Vous arrivez donc à intéresser des jeunes, mais arrivez-vous à les fidéliser ? A leur transmettre un intérêt pour la musique classique qui va plus loin que la participation à des ateliers pédagogiques ?

Aujourd’hui dans nos salles de concert, il existe un public plus divers. Quand je lis des enquêtes sur les publics de la musique classique (public de classe sociale supérieure, moyenne d’âge élevée…) je ne vois pas le nôtre. Il y a des résultats mais cela demande un long travail, qui s’évalue sur le long terme.

Mais le travail pédagogique que je fais avec les conservatoires, les lycées, les collèges et les écoles n’est jamais acquis, il n’y a pas de recette miracle. Les choses prennent du temps. On voit des jeunes qui viennent à nos concert, et s’ils participent de près ou de loin à nos activités pédagogiques, il se peut qu’ils finissent par venir seuls au concert. Ce sont des résultats encourageants.

Luce, gagnante de la Nouvelle Star 2010 chante dans le concert Showtime dirigé par Zahia Ziouani ©AliettedeLaleu/RadioFrance
Luce, gagnante de la Nouvelle Star 2010 chante dans le concert Showtime dirigé par Zahia Ziouani ©AliettedeLaleu/RadioFrance

Avec votre orchestre Divertimento vous côtoyez un public varié et vous faites vivre la musique là où on ne l’attend pas, c’est d’ailleurs ce qui vous anime. Or il vous arrive souvent de jouer dans de grandes salles avec des orchestres internationaux… Est-ce que vous prenez autant de plaisir dans ces moments-là
?

Nous avons parfois une étiquette d’”orchestre de la banlieue”. Évidemment nous sommes présents sur ces territoires parce que peu de gens y vont et que je prends plaisir à le faire, mais lorsque l’on joue dans des grandes salles, il y a un confort que l’on ne retrouve pas partout... Et puis, dans les grandes salles on retrouve un public habitué à écouter et voir du classique, donc il peut parfois être alerté, ou découvrir de nouvelles choses avec notre orchestre, ce qui est aussi une bonne chose.

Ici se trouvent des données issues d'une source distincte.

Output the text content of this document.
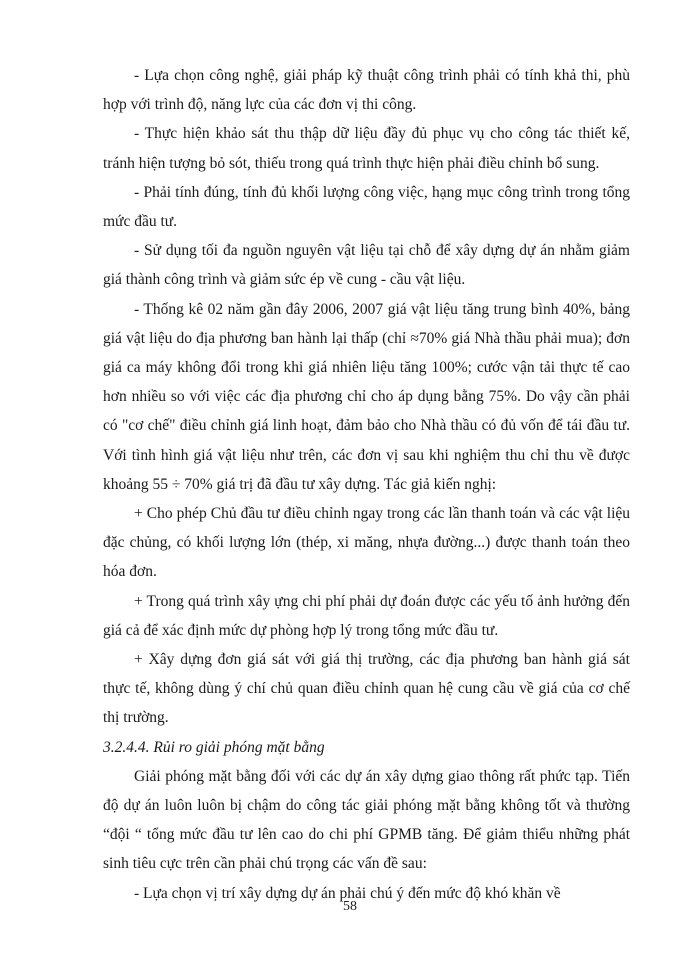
- Lựa chọn công nghệ, giải pháp kỹ thuật công trình phải có tính khả thi, phù hợp với trình độ, năng lực của các đơn vị thi công.

- Thực hiện khảo sát thu thập dữ liệu đầy đủ phục vụ cho công tác thiết kế, tránh hiện tượng bỏ sót, thiếu trong quá trình thực hiện phải điều chỉnh bổ sung.

- Phải tính đúng, tính đủ khối lượng công việc, hạng mục công trình trong tổng mức đầu tư.

- Sử dụng tối đa nguồn nguyên vật liệu tại chỗ để xây dựng dự án nhằm giảm giá thành công trình và giảm sức ép về cung - cầu vật liệu.

- Thống kê 02 năm gần đây 2006, 2007 giá vật liệu tăng trung bình 40%, bảng giá vật liệu do địa phương ban hành lại thấp (chỉ ≈70% giá Nhà thầu phải mua); đơn giá ca máy không đổi trong khi giá nhiên liệu tăng 100%; cước vận tải thực tế cao hơn nhiều so với việc các địa phương chỉ cho áp dụng bằng 75%. Do vậy cần phải có "cơ chế" điều chỉnh giá linh hoạt, đảm bảo cho Nhà thầu có đủ vốn để tái đầu tư. Với tình hình giá vật liệu như trên, các đơn vị sau khi nghiệm thu chỉ thu về được khoảng 55 ÷ 70% giá trị đã đầu tư xây dựng. Tác giả kiến nghị:

+ Cho phép Chủ đầu tư điều chỉnh ngay trong các lần thanh toán và các vật liệu đặc chủng, có khối lượng lớn (thép, xi măng, nhựa đường...) được thanh toán theo hóa đơn.

+ Trong quá trình xây ựng chi phí phải dự đoán được các yếu tố ảnh hưởng đến giá cả để xác định mức dự phòng hợp lý trong tổng mức đầu tư.

+ Xây dựng đơn giá sát với giá thị trường, các địa phương ban hành giá sát thực tế, không dùng ý chí chủ quan điều chỉnh quan hệ cung cầu về giá của cơ chế thị trường.

3.2.4.4. Rủi ro giải phóng mặt bằng

Giải phóng mặt bằng đối với các dự án xây dựng giao thông rất phức tạp. Tiến độ dự án luôn luôn bị chậm do công tác giải phóng mặt bằng không tốt và thường “đội “ tổng mức đầu tư lên cao do chi phí GPMB tăng. Để giảm thiểu những phát sinh tiêu cực trên cần phải chú trọng các vấn đề sau:

- Lựa chọn vị trí xây dựng dự án phải chú ý đến mức độ khó khăn về

58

Vous arrivez à réaliser tous vos projets, même dans les grandes salles de concert ?

Non, dans les salles spécialisées pour accueillir des concerts classiques, il n’y a pas souvent le bon équipement. Par exemple, il m’arrive d’être limitée en éclairage, alors je ne peux pas faire tous les jeux de lumière prévus… Dans ces situations, je me dis que notre milieu n’est pas encore prêt à évoluer : s’il n’y a pas les moyens pour imaginer des concerts un peu différents, personne n’y a pensé.

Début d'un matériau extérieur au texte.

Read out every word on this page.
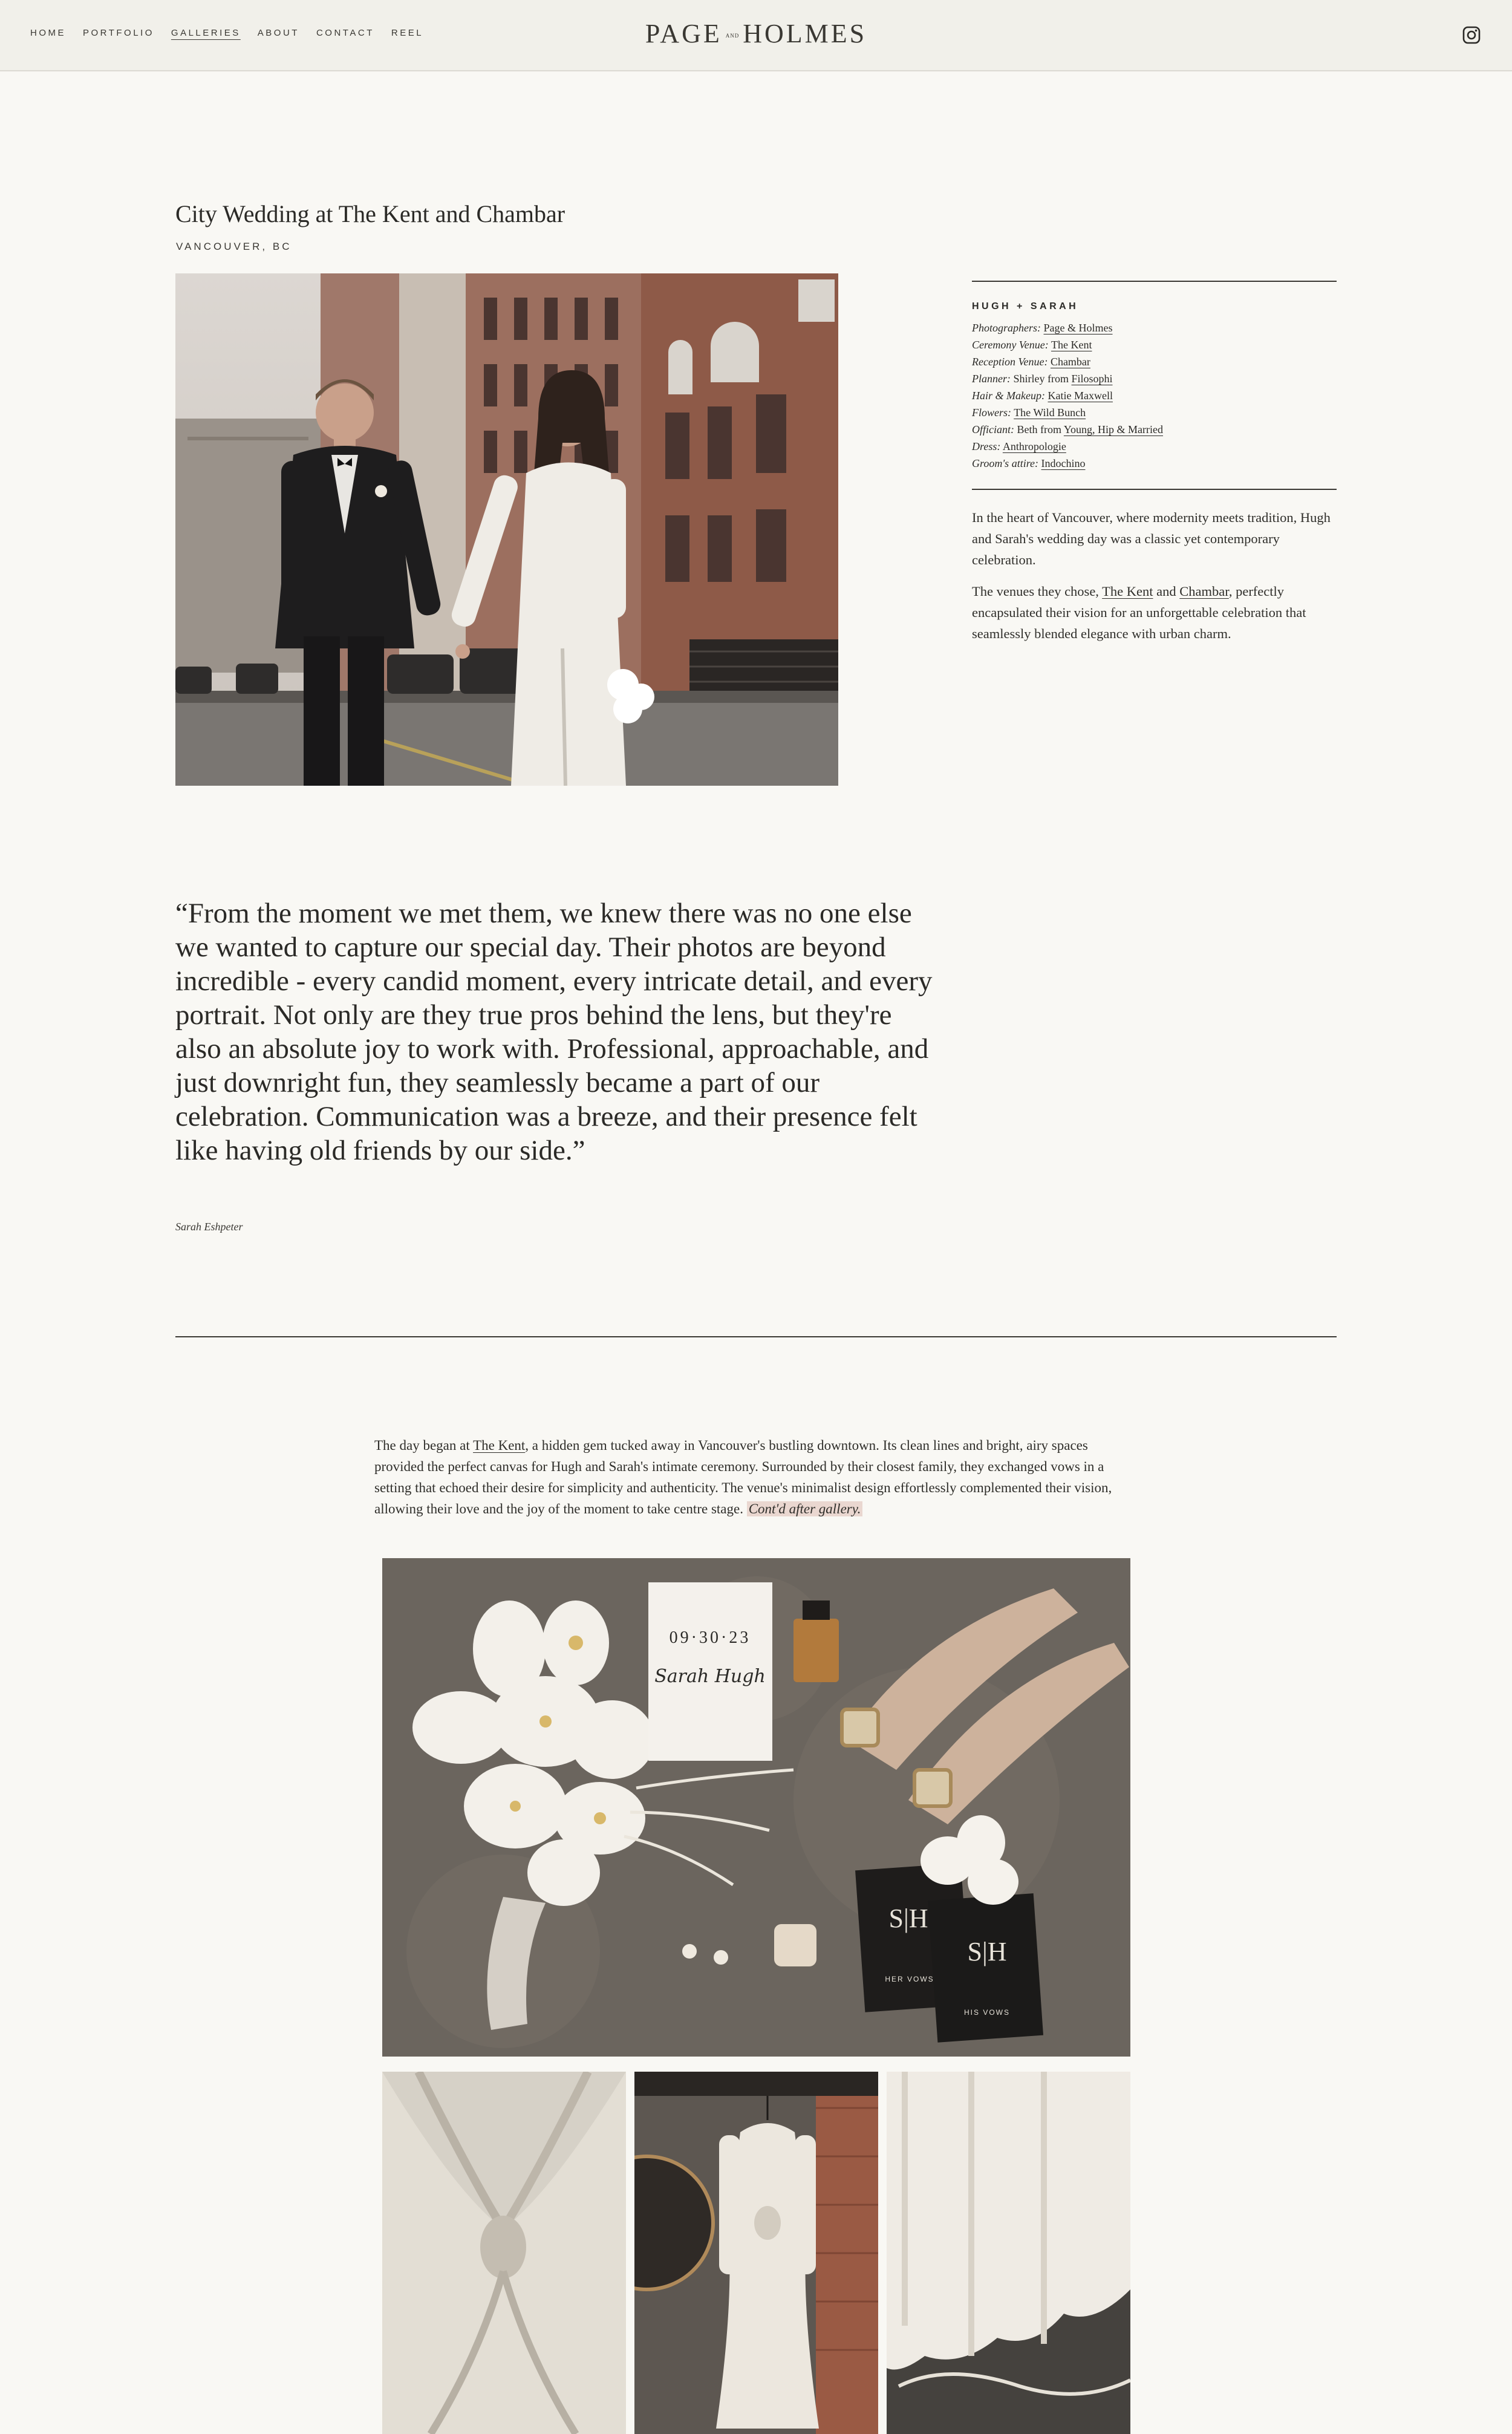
HOME PORTFOLIO GALLERIES ABOUT CONTACT REEL	PAGE AND HOLMES
City Wedding at The Kent and Chambar
VANCOUVER, BC
HUGH + SARAH
Photographers: Page & Holmes
Ceremony Venue: The Kent
Reception Venue: Chambar
Planner: Shirley from Filosophi
Hair & Makeup: Katie Maxwell
Flowers: The Wild Bunch
Officiant: Beth from Young, Hip & Married
Dress: Anthropologie
Groom's attire: Indochino

In the heart of Vancouver, where modernity meets tradition, Hugh and Sarah's wedding day was a classic yet contemporary celebration.

The venues they chose, The Kent and Chambar, perfectly encapsulated their vision for an unforgettable celebration that seamlessly blended elegance with urban charm.

“From the moment we met them, we knew there was no one else we wanted to capture our special day. Their photos are beyond incredible - every candid moment, every intricate detail, and every portrait. Not only are they true pros behind the lens, but they're also an absolute joy to work with. Professional, approachable, and just downright fun, they seamlessly became a part of our celebration. Communication was a breeze, and their presence felt like having old friends by our side.”
Sarah Eshpeter

The day began at The Kent, a hidden gem tucked away in Vancouver's bustling downtown. Its clean lines and bright, airy spaces provided the perfect canvas for Hugh and Sarah's intimate ceremony. Surrounded by their closest family, they exchanged vows in a setting that echoed their desire for simplicity and authenticity. The venue's minimalist design effortlessly complemented their vision, allowing their love and the joy of the moment to take centre stage. Cont'd after gallery.

09·30·23
Sarah Hugh
S|H
HER VOWS
S|H
HIS VOWS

Vos musiciens parlent de vous avec trois qualificatifs : l’humain, l’exigence et la famille. Vous vous reconnaissez dans ces trois termes ?

Complètement ! Et c’est touchant. D’autant que c’est difficile de gérer un orchestre comme Divertimento. Les musiciens ont tous envie de bien faire mais il y a plein de personnalités différentes et le chef doit pouvoir emmener tout le monde.

Je tiens à cette notion d’exigence car nous n’avons pas le droit à l’erreur : un orchestre comme le nôtre, qui vient de la banlieue, ne peut pas décevoir. Quand on joue dans des grandes salles, certaines personnes s’attendent à de la moins bonne qualité donc il faut prouver par des actes et par la musique que l’on est bon. Il faut maintenir cette exigence, l’honorer, tout en conservant cet esprit de famille propre à Divertimento.

Dans la ville de Stains, des personnes viennent nous dire merci car après certains concerts, les gens regardent notre ville autrement. Ces moments humains me font réaliser que notre action est utile, et m’encouragent à continuer, même avec le peu de moyens et le peu de soutien que l’on a… Il n’y a pas la même considération culturelle dans notre travail ici, que lorsque l’on fait un concert à Paris. Cette bienveillance et reconnaissance nous encourage à continuer malgré tout.